The marketing team wants to promote three hero products in next week's email campaign. Instead of blasting the entire list, we score every customer and only contact those with a relevance score above a threshold — protecting sender reputation and reducing churn.

# Pick three campaign items (e.g. seasonal bestsellers)
campaign_items = interactions["item_id"].value_counts().index[1:4].tolist()
print("Campaign items:")
for ci in campaign_items:
    print(f"  {ci}: {item_names.get(ci, '?')}")

# Internal indices
camp_internal = [model._item_map[ci] for ci in campaign_items if ci in model._item_map]
camp_emb = item_emb[camp_internal]  # (n_campaign, d)

# Score all users: shape (n_users, n_campaign)
all_user_emb = model._user_factors  # (n_users, d)
scores_matrix = all_user_emb @ camp_emb.T

# Build leaderboard for Item 0 of the campaign
user_ids = list(model._user_map.keys())
leaderboard = pd.DataFrame(
    {
        "customer_id": user_ids,
        "score": scores_matrix[:, 0],
    }
).sort_values("score", ascending=False)

THRESHOLD = leaderboard["score"].quantile(0.8)  # top 20%

target_audience = leaderboard[leaderboard["score"] >= THRESHOLD]
print(f"\n📣 Campaign audience (top 20%): {len(target_audience):,} customers")
print(f"   Score range: {target_audience['score'].min():.3f}{target_audience['score'].max():.3f}")
target_audience.head(10)

6. Segment Analysis — Power vs Casual Buyers

Embedding coordinates encode purchase affinity.

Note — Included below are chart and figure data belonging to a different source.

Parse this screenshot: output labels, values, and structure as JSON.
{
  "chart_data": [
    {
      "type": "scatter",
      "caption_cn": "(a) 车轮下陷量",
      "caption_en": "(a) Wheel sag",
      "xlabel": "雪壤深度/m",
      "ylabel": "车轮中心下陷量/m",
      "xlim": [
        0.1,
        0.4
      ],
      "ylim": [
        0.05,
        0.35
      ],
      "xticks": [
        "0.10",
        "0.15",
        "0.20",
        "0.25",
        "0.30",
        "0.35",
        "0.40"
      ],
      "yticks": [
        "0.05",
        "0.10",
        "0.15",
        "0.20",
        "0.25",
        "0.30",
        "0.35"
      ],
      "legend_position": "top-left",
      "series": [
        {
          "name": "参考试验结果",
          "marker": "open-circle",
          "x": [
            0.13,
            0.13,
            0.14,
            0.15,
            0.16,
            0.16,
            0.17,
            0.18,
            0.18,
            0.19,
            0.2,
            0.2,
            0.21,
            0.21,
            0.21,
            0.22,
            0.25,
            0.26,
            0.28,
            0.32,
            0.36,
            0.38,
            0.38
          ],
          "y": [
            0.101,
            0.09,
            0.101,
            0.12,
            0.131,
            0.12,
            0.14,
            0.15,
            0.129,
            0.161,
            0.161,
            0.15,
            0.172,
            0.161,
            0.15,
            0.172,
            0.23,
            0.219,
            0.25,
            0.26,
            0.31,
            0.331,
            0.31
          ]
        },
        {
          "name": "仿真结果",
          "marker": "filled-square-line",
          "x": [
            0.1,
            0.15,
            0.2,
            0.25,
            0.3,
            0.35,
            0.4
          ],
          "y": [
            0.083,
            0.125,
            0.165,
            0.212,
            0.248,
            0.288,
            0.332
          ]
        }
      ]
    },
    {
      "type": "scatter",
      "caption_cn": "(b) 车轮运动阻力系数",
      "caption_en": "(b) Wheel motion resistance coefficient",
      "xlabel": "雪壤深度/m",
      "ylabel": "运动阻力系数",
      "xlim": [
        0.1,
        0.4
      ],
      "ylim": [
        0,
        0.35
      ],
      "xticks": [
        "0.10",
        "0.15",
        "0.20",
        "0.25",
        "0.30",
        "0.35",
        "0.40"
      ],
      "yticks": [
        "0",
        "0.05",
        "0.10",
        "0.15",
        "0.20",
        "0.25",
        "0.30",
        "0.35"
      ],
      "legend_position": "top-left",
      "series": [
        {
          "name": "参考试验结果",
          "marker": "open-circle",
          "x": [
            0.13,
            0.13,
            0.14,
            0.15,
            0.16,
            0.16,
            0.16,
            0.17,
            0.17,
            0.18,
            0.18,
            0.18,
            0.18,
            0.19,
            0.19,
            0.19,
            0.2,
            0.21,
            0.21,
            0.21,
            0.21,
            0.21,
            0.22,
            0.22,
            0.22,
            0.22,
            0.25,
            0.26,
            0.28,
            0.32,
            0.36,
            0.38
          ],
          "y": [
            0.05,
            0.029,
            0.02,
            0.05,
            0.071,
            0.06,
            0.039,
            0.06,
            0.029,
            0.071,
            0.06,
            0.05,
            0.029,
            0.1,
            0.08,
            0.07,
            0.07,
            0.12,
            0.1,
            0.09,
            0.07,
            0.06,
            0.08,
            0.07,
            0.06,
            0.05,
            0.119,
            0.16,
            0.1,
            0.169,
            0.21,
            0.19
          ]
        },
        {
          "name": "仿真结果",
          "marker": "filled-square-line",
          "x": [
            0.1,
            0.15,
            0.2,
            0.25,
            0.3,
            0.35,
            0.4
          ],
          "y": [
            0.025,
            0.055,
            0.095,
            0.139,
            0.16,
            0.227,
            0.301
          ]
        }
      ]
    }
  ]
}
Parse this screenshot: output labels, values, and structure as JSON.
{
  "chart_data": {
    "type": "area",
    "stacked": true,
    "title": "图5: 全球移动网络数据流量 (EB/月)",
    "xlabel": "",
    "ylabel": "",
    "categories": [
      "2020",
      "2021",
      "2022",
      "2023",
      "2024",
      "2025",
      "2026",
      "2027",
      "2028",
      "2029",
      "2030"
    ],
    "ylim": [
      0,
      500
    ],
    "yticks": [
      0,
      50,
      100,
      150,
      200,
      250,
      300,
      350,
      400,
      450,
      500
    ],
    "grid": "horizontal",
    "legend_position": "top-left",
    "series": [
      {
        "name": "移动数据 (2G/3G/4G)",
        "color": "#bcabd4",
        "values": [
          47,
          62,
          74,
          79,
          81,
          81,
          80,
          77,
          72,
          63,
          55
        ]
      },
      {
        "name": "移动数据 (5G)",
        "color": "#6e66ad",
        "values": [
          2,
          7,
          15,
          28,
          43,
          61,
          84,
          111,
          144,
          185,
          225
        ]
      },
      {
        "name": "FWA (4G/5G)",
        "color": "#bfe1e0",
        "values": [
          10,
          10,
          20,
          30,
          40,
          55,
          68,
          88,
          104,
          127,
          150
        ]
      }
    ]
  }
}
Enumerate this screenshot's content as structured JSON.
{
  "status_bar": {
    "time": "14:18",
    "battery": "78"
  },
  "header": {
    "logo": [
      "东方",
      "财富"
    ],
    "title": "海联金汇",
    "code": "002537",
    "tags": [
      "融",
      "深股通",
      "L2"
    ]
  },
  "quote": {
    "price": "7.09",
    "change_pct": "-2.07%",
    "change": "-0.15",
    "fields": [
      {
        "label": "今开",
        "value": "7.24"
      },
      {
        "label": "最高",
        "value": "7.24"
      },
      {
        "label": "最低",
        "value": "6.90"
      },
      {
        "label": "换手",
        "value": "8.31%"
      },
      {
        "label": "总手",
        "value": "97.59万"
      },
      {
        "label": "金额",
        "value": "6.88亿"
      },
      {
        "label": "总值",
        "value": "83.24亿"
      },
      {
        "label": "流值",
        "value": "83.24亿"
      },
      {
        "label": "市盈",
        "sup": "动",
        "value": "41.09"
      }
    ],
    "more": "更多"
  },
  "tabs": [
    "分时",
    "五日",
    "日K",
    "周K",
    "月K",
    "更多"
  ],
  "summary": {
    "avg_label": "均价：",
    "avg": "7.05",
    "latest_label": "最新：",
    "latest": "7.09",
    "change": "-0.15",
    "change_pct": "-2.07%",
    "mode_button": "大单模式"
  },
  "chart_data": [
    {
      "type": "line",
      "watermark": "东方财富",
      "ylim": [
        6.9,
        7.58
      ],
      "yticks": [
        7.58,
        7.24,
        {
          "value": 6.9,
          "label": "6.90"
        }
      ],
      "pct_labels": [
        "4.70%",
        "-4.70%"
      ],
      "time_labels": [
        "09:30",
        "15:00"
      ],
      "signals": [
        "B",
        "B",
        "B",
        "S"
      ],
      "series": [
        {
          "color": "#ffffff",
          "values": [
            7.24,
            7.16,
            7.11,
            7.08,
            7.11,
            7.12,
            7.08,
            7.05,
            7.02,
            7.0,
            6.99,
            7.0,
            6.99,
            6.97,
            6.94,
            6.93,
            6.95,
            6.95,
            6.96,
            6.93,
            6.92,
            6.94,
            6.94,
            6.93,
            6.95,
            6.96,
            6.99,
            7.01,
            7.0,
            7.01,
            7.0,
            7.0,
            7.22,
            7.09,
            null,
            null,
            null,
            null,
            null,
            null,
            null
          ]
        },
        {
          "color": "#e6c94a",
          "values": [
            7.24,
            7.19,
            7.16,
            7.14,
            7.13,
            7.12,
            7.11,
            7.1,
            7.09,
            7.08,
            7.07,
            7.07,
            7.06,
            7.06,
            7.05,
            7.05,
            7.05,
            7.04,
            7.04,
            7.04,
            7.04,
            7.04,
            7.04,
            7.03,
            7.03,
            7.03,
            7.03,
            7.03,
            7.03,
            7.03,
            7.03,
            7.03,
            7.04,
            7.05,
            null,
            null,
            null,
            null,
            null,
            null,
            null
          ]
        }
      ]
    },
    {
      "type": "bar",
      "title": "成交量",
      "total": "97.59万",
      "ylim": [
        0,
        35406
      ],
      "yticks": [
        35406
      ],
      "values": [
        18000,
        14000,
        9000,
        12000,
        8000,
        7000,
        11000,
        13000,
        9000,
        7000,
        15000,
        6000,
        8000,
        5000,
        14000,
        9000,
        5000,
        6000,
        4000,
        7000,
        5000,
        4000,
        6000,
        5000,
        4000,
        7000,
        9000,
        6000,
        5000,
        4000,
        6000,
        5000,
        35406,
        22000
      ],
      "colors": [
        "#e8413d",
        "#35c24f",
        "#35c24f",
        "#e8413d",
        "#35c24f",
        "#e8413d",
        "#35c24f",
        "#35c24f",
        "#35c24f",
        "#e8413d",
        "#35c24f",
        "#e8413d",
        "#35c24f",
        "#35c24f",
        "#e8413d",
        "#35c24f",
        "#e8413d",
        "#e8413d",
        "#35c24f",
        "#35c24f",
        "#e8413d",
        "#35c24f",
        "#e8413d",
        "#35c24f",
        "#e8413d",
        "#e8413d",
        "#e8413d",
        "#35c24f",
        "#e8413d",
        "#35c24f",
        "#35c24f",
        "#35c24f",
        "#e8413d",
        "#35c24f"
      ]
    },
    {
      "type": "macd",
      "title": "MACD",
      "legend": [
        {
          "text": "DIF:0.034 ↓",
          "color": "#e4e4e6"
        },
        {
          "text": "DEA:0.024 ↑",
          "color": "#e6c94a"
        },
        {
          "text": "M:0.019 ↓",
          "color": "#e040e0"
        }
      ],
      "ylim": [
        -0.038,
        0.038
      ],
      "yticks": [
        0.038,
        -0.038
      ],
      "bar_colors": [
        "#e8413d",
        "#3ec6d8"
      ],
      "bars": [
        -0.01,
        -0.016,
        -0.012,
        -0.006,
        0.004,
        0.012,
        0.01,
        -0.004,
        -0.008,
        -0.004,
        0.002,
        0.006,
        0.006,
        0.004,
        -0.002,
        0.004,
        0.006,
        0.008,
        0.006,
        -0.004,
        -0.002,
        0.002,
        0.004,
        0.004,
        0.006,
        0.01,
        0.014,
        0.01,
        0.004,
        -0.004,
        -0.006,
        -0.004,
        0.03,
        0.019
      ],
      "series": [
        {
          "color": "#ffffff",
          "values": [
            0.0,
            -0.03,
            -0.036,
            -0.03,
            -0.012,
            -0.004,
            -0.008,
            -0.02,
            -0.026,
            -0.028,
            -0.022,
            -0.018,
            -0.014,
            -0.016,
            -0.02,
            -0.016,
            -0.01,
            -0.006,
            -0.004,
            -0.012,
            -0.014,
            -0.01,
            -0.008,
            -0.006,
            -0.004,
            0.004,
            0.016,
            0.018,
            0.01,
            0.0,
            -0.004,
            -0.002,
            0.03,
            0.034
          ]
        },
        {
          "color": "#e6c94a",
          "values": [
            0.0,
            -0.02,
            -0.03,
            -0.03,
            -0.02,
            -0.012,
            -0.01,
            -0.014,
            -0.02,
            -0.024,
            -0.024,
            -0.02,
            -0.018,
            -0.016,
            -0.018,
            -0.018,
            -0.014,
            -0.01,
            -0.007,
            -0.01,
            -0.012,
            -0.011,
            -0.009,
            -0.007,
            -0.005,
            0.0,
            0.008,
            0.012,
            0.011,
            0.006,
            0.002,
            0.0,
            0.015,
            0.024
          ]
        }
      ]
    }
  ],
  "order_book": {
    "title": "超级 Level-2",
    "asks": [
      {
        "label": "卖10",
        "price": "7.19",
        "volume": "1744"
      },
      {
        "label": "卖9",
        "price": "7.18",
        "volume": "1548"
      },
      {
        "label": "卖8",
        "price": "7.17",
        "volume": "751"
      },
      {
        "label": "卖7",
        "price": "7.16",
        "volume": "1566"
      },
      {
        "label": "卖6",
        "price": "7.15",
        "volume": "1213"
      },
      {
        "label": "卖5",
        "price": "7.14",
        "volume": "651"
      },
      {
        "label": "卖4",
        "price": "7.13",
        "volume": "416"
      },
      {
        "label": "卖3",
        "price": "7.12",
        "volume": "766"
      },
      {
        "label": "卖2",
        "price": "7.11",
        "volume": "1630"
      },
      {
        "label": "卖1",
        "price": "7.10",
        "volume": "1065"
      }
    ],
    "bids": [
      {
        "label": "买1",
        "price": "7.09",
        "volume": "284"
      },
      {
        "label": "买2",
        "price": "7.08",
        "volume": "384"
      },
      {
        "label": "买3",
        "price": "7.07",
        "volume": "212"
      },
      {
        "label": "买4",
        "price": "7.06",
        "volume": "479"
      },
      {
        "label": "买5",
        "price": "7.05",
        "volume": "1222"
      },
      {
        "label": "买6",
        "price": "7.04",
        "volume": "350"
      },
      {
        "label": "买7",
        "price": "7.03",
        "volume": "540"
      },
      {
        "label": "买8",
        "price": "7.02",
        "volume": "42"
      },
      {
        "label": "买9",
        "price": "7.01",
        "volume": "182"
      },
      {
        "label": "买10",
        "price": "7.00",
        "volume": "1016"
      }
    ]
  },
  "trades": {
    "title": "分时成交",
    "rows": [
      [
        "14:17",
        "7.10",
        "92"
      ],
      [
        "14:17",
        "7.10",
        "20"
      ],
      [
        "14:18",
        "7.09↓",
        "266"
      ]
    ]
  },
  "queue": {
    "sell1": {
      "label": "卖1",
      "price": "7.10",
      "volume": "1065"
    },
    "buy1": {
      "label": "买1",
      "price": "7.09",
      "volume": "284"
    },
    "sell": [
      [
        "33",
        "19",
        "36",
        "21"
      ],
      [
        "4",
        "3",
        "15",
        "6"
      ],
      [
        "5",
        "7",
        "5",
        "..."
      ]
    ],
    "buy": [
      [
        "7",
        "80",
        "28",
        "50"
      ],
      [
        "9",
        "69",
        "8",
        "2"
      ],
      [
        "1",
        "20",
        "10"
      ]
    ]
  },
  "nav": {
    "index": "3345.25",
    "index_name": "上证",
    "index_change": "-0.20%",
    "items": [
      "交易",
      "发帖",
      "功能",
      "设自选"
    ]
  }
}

We can cluster users into natural segments and describe each segment by its top recommended categories.

import matplotlib.pyplot as plt
from sklearn.cluster import KMeans
from sklearn.decomposition import PCA

N_SEGMENTS = 4

km = KMeans(n_clusters=N_SEGMENTS, n_init=10, random_state=42)
labels = km.fit_predict(all_user_emb)

# Segment sizes
seg_counts = pd.Series(labels).value_counts().sort_index()
print("Segment sizes:")
print(seg_counts.to_string())

# For each segment, find its top-3 recommended items (centroid × item embeddings)
print("\nTop items per segment:")
for seg_id in range(N_SEGMENTS):
    centroid = km.cluster_centers_[seg_id]
    seg_scores = item_emb @ centroid
    top3 = np.argsort(seg_scores)[::-1][:3]
    names = [item_names.get(item_index[i], "?") for i in top3]
    print(f"  Segment {seg_id} ({seg_counts[seg_id]:,} users): {' | '.join(names)}")

# 2-D projection for visualisation
pca = PCA(n_components=2, random_state=0)
umap_2d = pca.fit_transform(all_user_emb)

_, ax = plt.subplots(figsize=(7, 5))
colors = ["#4e79a7", "#f28e2b", "#59a14f", "#e15759"]
for seg_id in range(N_SEGMENTS):
    mask = labels == seg_id
    ax.scatter(umap_2d[mask, 0], umap_2d[mask, 1], s=6, alpha=0.4, color=colors[seg_id], label=f"Segment {seg_id}")
ax.legend(markerscale=3)
ax.set_title("User Embedding Space (PCA 2D)")
ax.set_xlabel("PC1")
ax.set_ylabel("PC2")
plt.tight_layout()
plt.show()

7. Business Summary

Capability API Use Case
Personalised shelf model.recommend_items(user_id, n) Homepage widget, email recommendations
Similar products Cosine on model._item_factors Product-page cross-sell, "You may also like"
Audience scoring user_factors @ item_factors.T Campaign targeting, propensity models
Segmentation KMeans on model._user_factors CRM clusters, personalised comms strategy

LightGCN achieves all of the above with a single 30-second training run — no GPU required.